La saison cinématographique reste fertile en échecs. Échecs artistiques et échecs commerciaux. On regrettera plus la faillite de L'événement le plus important depuis que l'homme a marché sur la Lune, de Jacques Demy, que celle, prévisible, du Piaf de Guy Casaril ; on sera plus déçu par l'erreur ambitieuse de René Allio dans Rude journée pour la reine que par celle de Jacques Baratier dans Vous intéressez-vous à la chose ? Aux films-mode comme le Daddy de Niki de Saint-Phalle ou Glissements progressifs du plaisir d'Alain Robbe-Grillet s'opposent des films trop démodés pour être vraiment touchants comme Un amour de pluie de Jean-Claude Brialy. Jean-Pierre Mocky, dans L'ombre d'une chance, s'est montré inférieur à sa réputation en deçà de ses intentions délibérément anarchiques. Claude Chabrol, dans Nada, a mis en scène des révolutionnaires bien peu convaincants. Yves Boisset, dans RAS, a esquissé une timide description de la guerre d'Algérie sans pour autant convaincre.
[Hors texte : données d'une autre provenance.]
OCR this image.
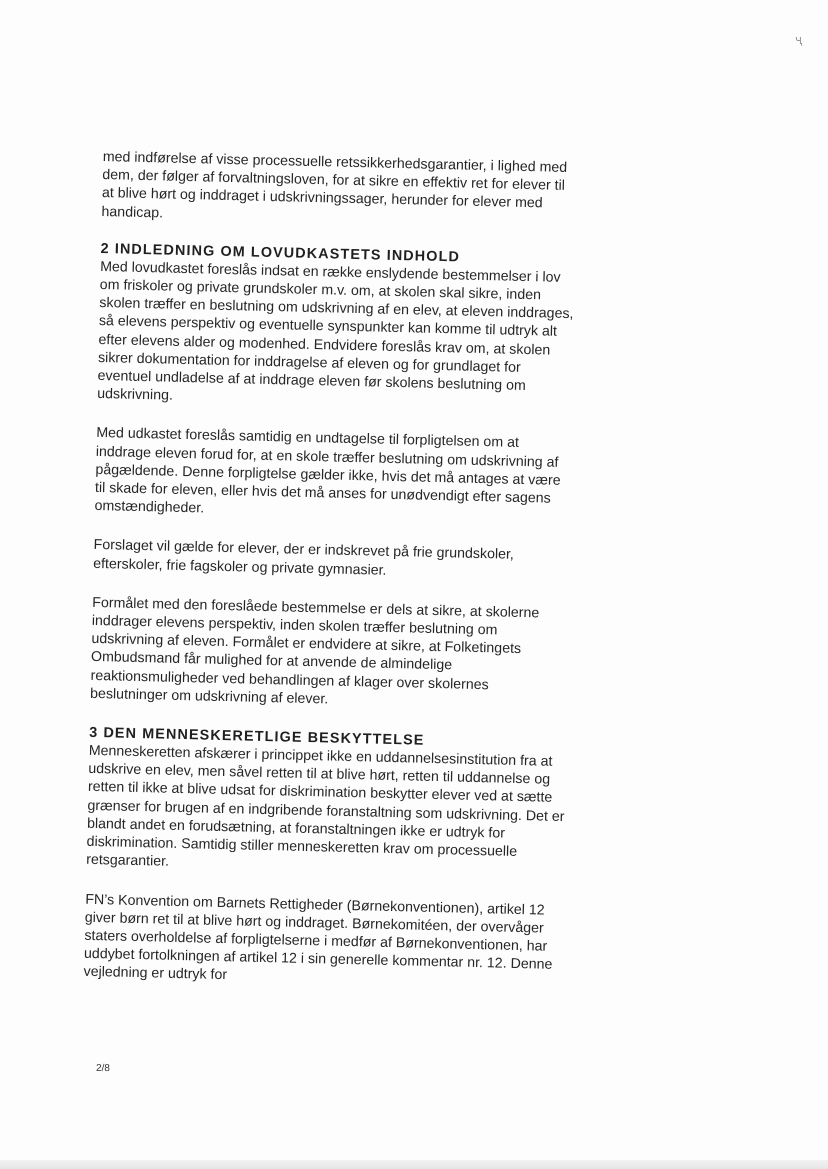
ҷ

med indførelse af visse processuelle retssikkerhedsgarantier, i lighed med dem, der følger af forvaltningsloven, for at sikre en effektiv ret for elever til at blive hørt og inddraget i udskrivningssager, herunder for elever med handicap.

2 INDLEDNING OM LOVUDKASTETS INDHOLD

Med lovudkastet foreslås indsat en række enslydende bestemmelser i lov om friskoler og private grundskoler m.v. om, at skolen skal sikre, inden skolen træffer en beslutning om udskrivning af en elev, at eleven inddrages, så elevens perspektiv og eventuelle synspunkter kan komme til udtryk alt efter elevens alder og modenhed. Endvidere foreslås krav om, at skolen sikrer dokumentation for inddragelse af eleven og for grundlaget for eventuel undladelse af at inddrage eleven før skolens beslutning om udskrivning.

Med udkastet foreslås samtidig en undtagelse til forpligtelsen om at inddrage eleven forud for, at en skole træffer beslutning om udskrivning af pågældende. Denne forpligtelse gælder ikke, hvis det må antages at være til skade for eleven, eller hvis det må anses for unødvendigt efter sagens omstændigheder.

Forslaget vil gælde for elever, der er indskrevet på frie grundskoler, efterskoler, frie fagskoler og private gymnasier.

Formålet med den foreslåede bestemmelse er dels at sikre, at skolerne inddrager elevens perspektiv, inden skolen træffer beslutning om udskrivning af eleven. Formålet er endvidere at sikre, at Folketingets Ombudsmand får mulighed for at anvende de almindelige reaktionsmuligheder ved behandlingen af klager over skolernes beslutninger om udskrivning af elever.

3 DEN MENNESKERETLIGE BESKYTTELSE

Menneskeretten afskærer i princippet ikke en uddannelsesinstitution fra at udskrive en elev, men såvel retten til at blive hørt, retten til uddannelse og retten til ikke at blive udsat for diskrimination beskytter elever ved at sætte grænser for brugen af en indgribende foranstaltning som udskrivning. Det er blandt andet en forudsætning, at foranstaltningen ikke er udtryk for diskrimination. Samtidig stiller menneskeretten krav om processuelle retsgarantier.

FN’s Konvention om Barnets Rettigheder (Børnekonventionen), artikel 12 giver børn ret til at blive hørt og inddraget. Børnekomitéen, der overvåger staters overholdelse af forpligtelserne i medfør af Børnekonventionen, har uddybet fortolkningen af artikel 12 i sin generelle kommentar nr. 12. Denne vejledning er udtryk for

2/8
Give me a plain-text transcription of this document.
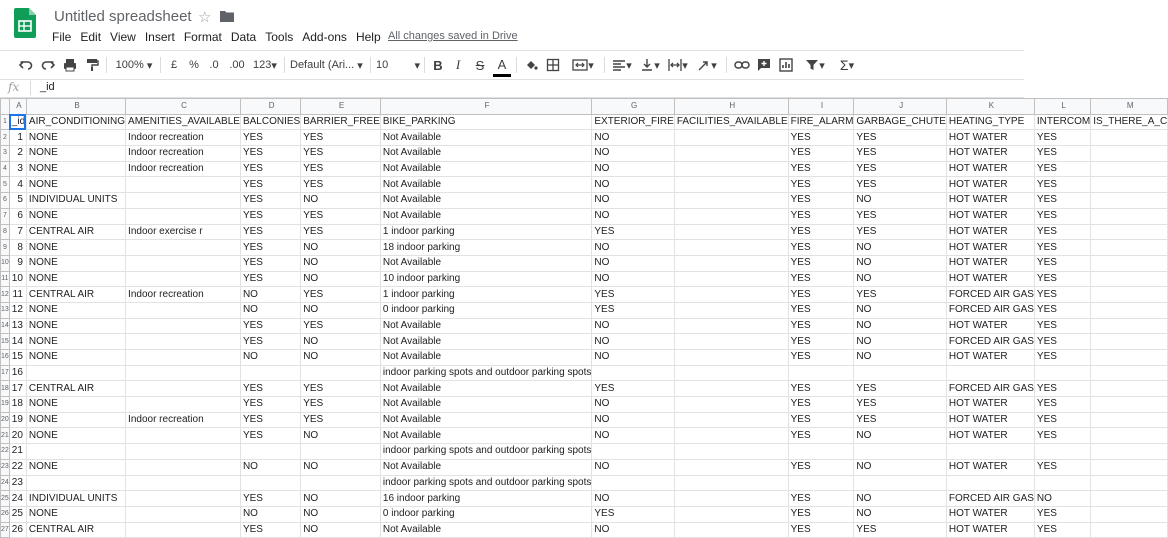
Untitled spreadsheet ☆
File Edit View Insert Format Data Tools Add-ons Help All changes saved in Drive
100% ▾	£	% .0 .00 123 ▾ Default (Ari... ▾ 10 ▾ B	I	S	A	▾	▾	▾	▾	▾	▾	Σ ▾
fx _id
	A	B	C	D	E	F	G	H	I	J	K	L	M
1	_id	AIR_CONDITIONING	AMENITIES_AVAILABLE	BALCONIES	BARRIER_FREE	BIKE_PARKING	EXTERIOR_FIRE	FACILITIES_AVAILABLE	FIRE_ALARM	GARBAGE_CHUTE	HEATING_TYPE	INTERCOM	IS_THERE_A_C
2	1	NONE	Indoor recreation	YES	YES	Not Available	NO		YES	YES	HOT WATER	YES	
3	2	NONE	Indoor recreation	YES	YES	Not Available	NO		YES	YES	HOT WATER	YES	
4	3	NONE	Indoor recreation	YES	YES	Not Available	NO		YES	YES	HOT WATER	YES	
5	4	NONE		YES	YES	Not Available	NO		YES	YES	HOT WATER	YES	
6	5	INDIVIDUAL UNITS		YES	NO	Not Available	NO		YES	NO	HOT WATER	YES	
7	6	NONE		YES	YES	Not Available	NO		YES	YES	HOT WATER	YES	
8	7	CENTRAL AIR	Indoor exercise r	YES	YES	1 indoor parking	YES		YES	YES	HOT WATER	YES	
9	8	NONE		YES	NO	18 indoor parking	NO		YES	NO	HOT WATER	YES	
10	9	NONE		YES	NO	Not Available	NO		YES	NO	HOT WATER	YES	
11	10	NONE		YES	NO	10 indoor parking	NO		YES	NO	HOT WATER	YES	
12	11	CENTRAL AIR	Indoor recreation	NO	YES	1 indoor parking	YES		YES	YES	FORCED AIR GAS	YES	
13	12	NONE		NO	NO	0 indoor parking	YES		YES	NO	FORCED AIR GAS	YES	
14	13	NONE		YES	YES	Not Available	NO		YES	NO	HOT WATER	YES	
15	14	NONE		YES	NO	Not Available	NO		YES	NO	FORCED AIR GAS	YES	
16	15	NONE		NO	NO	Not Available	NO		YES	NO	HOT WATER	YES	
17	16					indoor parking spots and outdoor parking spots							
18	17	CENTRAL AIR		YES	YES	Not Available	YES		YES	YES	FORCED AIR GAS	YES	
19	18	NONE		YES	YES	Not Available	NO		YES	YES	HOT WATER	YES	
20	19	NONE	Indoor recreation	YES	YES	Not Available	NO		YES	YES	HOT WATER	YES	
21	20	NONE		YES	NO	Not Available	NO		YES	NO	HOT WATER	YES	
22	21					indoor parking spots and outdoor parking spots							
23	22	NONE		NO	NO	Not Available	NO		YES	NO	HOT WATER	YES	
24	23					indoor parking spots and outdoor parking spots							
25	24	INDIVIDUAL UNITS		YES	NO	16 indoor parking	NO		YES	NO	FORCED AIR GAS	NO	
26	25	NONE		NO	NO	0 indoor parking	YES		YES	NO	HOT WATER	YES	
27	26	CENTRAL AIR		YES	NO	Not Available	NO		YES	YES	HOT WATER	YES	
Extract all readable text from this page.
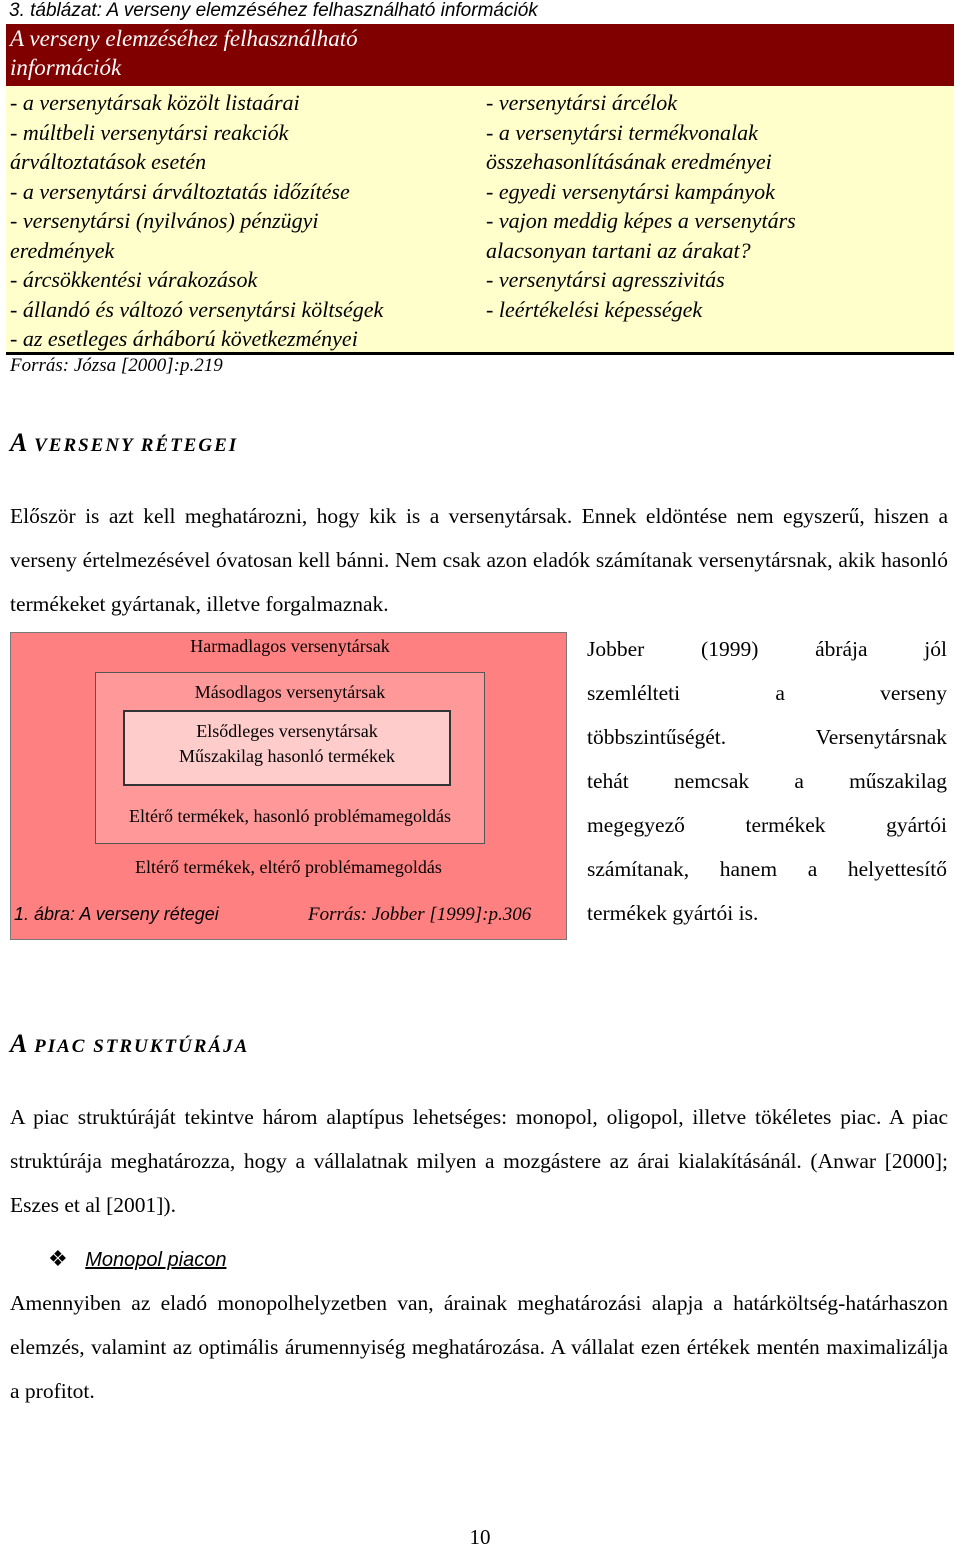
3. táblázat: A verseny elemzéséhez felhasználható információk
A verseny elemzéséhez felhasználható
információk
- a versenytársak közölt listaárai
- múltbeli versenytársi reakciók
árváltoztatások esetén
- a versenytársi árváltoztatás időzítése
- versenytársi (nyilvános) pénzügyi
eredmények
- árcsökkentési várakozások
- állandó és változó versenytársi költségek
- az esetleges árháború következményei
- versenytársi árcélok
- a versenytársi termékvonalak
összehasonlításának eredményei
- egyedi versenytársi kampányok
- vajon meddig képes a versenytárs
alacsonyan tartani az árakat?
- versenytársi agresszivitás
- leértékelési képességek
Forrás: Józsa [2000]:p.219
A VERSENY RÉTEGEI
Először is azt kell meghatározni, hogy kik is a versenytársak. Ennek eldöntése nem egyszerű, hiszen a verseny értelmezésével óvatosan kell bánni. Nem csak azon eladók számítanak versenytársnak, akik hasonló termékeket gyártanak, illetve forgalmaznak.
Harmadlagos versenytársak
Másodlagos versenytársak
Elsődleges versenytársak
Műszakilag hasonló termékek
Eltérő termékek, hasonló problémamegoldás
Eltérő termékek, eltérő problémamegoldás
1. ábra: A verseny rétegei	Forrás: Jobber [1999]:p.306
Jobber (1999) ábrája jól
szemlélteti a verseny
többszintűségét. Versenytársnak
tehát nemcsak a műszakilag
megegyező termékek gyártói
számítanak, hanem a helyettesítő
termékek gyártói is.
A PIAC STRUKTÚRÁJA
A piac struktúráját tekintve három alaptípus lehetséges: monopol, oligopol, illetve tökéletes piac. A piac struktúrája meghatározza, hogy a vállalatnak milyen a mozgástere az árai kialakításánál. (Anwar [2000]; Eszes et al [2001]).
❖ Monopol piacon
Amennyiben az eladó monopolhelyzetben van, árainak meghatározási alapja a határköltség-határhaszon elemzés, valamint az optimális árumennyiség meghatározása. A vállalat ezen értékek mentén maximalizálja a profitot.
10
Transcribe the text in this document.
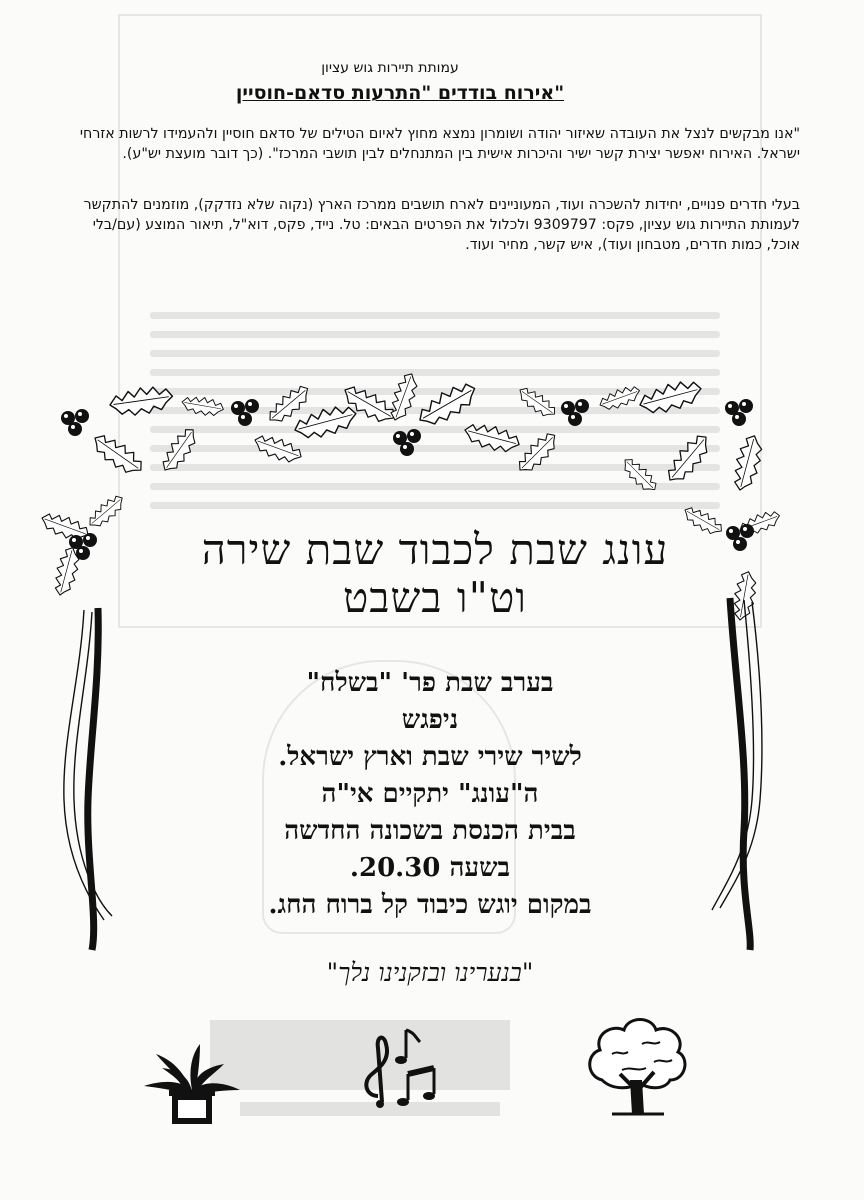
עמותת תיירות גוש עציון
אירוח בודדים "התרעות סדאם-חוסיין"
"אנו מבקשים לנצל את העובדה שאיזור יהודה ושומרון נמצא מחוץ לאיום הטילים של סדאם חוסיין ולהעמידו לרשות אזרחי ישראל. האירוח יאפשר יצירת קשר ישיר והיכרות אישית בין המתנחלים לבין תושבי המרכז". (כך דובר מועצת יש"ע).
בעלי חדרים פנויים, יחידות להשכרה ועוד, המעוניינים לארח תושבים ממרכז הארץ (נקוה שלא נזדקק), מוזמנים להתקשר לעמותת התיירות גוש עציון, פקס: 9309797 ולכלול את הפרטים הבאים: טל. נייד, פקס, דוא"ל, תיאור המוצע (עם/בלי אוכל, כמות חדרים, מטבחון ועוד), איש קשר, מחיר ועוד.
עונג שבת לכבוד שבת שירה
וט"ו בשבט
בערב שבת פר' "בשלח"
ניפגש
לשיר שירי שבת וארץ ישראל.
ה"עונג" יתקיים אי"ה
בבית הכנסת בשכונה החדשה
בשעה 20.30.
במקום יוגש כיבוד קל ברוח החג.
"בנערינו ובזקנינו נלך"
C'est avec beaucoup de réserves également qu'il convient de parler de Défense de savoir (de Nadine Trintignant), du Mariage à la mode (de Michel Mardore), de Projection privée (de François Leternier), du Train (de Pierre Granier-Deferre), d'Antoine et Sébastien (de Jean-Marie Périer), du Mouton enragé (de Michel Deville), du Trio infernal (de Francis Girod). Beaucoup de qualités (cette fameuse « qualité psychologique » qu'on prête au cinéma français), mais peu d'audaces véritables, même lorsque le scénario se veut audacieux.

Talents

Les jeunes réalisateurs ont beaucoup de mal à s'imposer, mais il faut saluer les premiers essais de Marco Pico (Un nuage entre les dents), de J.-C. Tachella (Voyage en Grande Tartarie), de Georges Pirec et Bernard Queysanne (L'homme qui dort), de Joël Santoni (Les yeux fermés), d'Yvan Lagrange (Tristan et Iseult), de Guy Cavagnac (Le soldat Laforêt) et surtout de Gérard Guérin (Lo païs). Ce dernier a su, avec des moyens modestes, faire un portrait fidèle de la France contemporaine à travers les aventures d'un jeune colleur d'affiches qui mène parallèlement son éducation sentimentale et son éducation politique au contact des dures réalités quotidiennes ; Guérin sait se montrer à la fois sérieux et malicieux, décontracté et violemment dénonciateur. D'autres bonnes surprises sont venues de réalisateurs sinon débutants, du moins relativement nouveaux. Ainsi Jacques Rozier, rescapé de la nouvelle vague (Du côté d'Orouet), Maurice Pialat (La gueule ouverte), Loleh Bellon (La femme de Jean), Jean-Louis Bertucelli (On s'est trompé d'histoire d'amour), Bertrand Tavernier (L'horloger de Saint Paul), Gérard Blain, qui a confirmé dans Le pélican tout le bien qu'on pensait de lui depuis son premier essai : Les amis. Pascal Thomas, propulsé dans le groupe très limité des jeunes cinéastes chanceux depuis le succès imprévu des Zozos, a complété sa galerie de portraits d'adolescents tourmentés par le mal d'amour, tout en chantant les louanges d'une France idyllique et campagnarde dans Pleure pas la bouche pleine. Le talent et la roublardise étaient au rendez-vous. J.-P. Blanc, quant à lui, a sombré dans l'insignifiance vulgaire (Un ange au Paradis) après avoir attiré l'attention de tous, la saison passée, avec sa Vieille fille.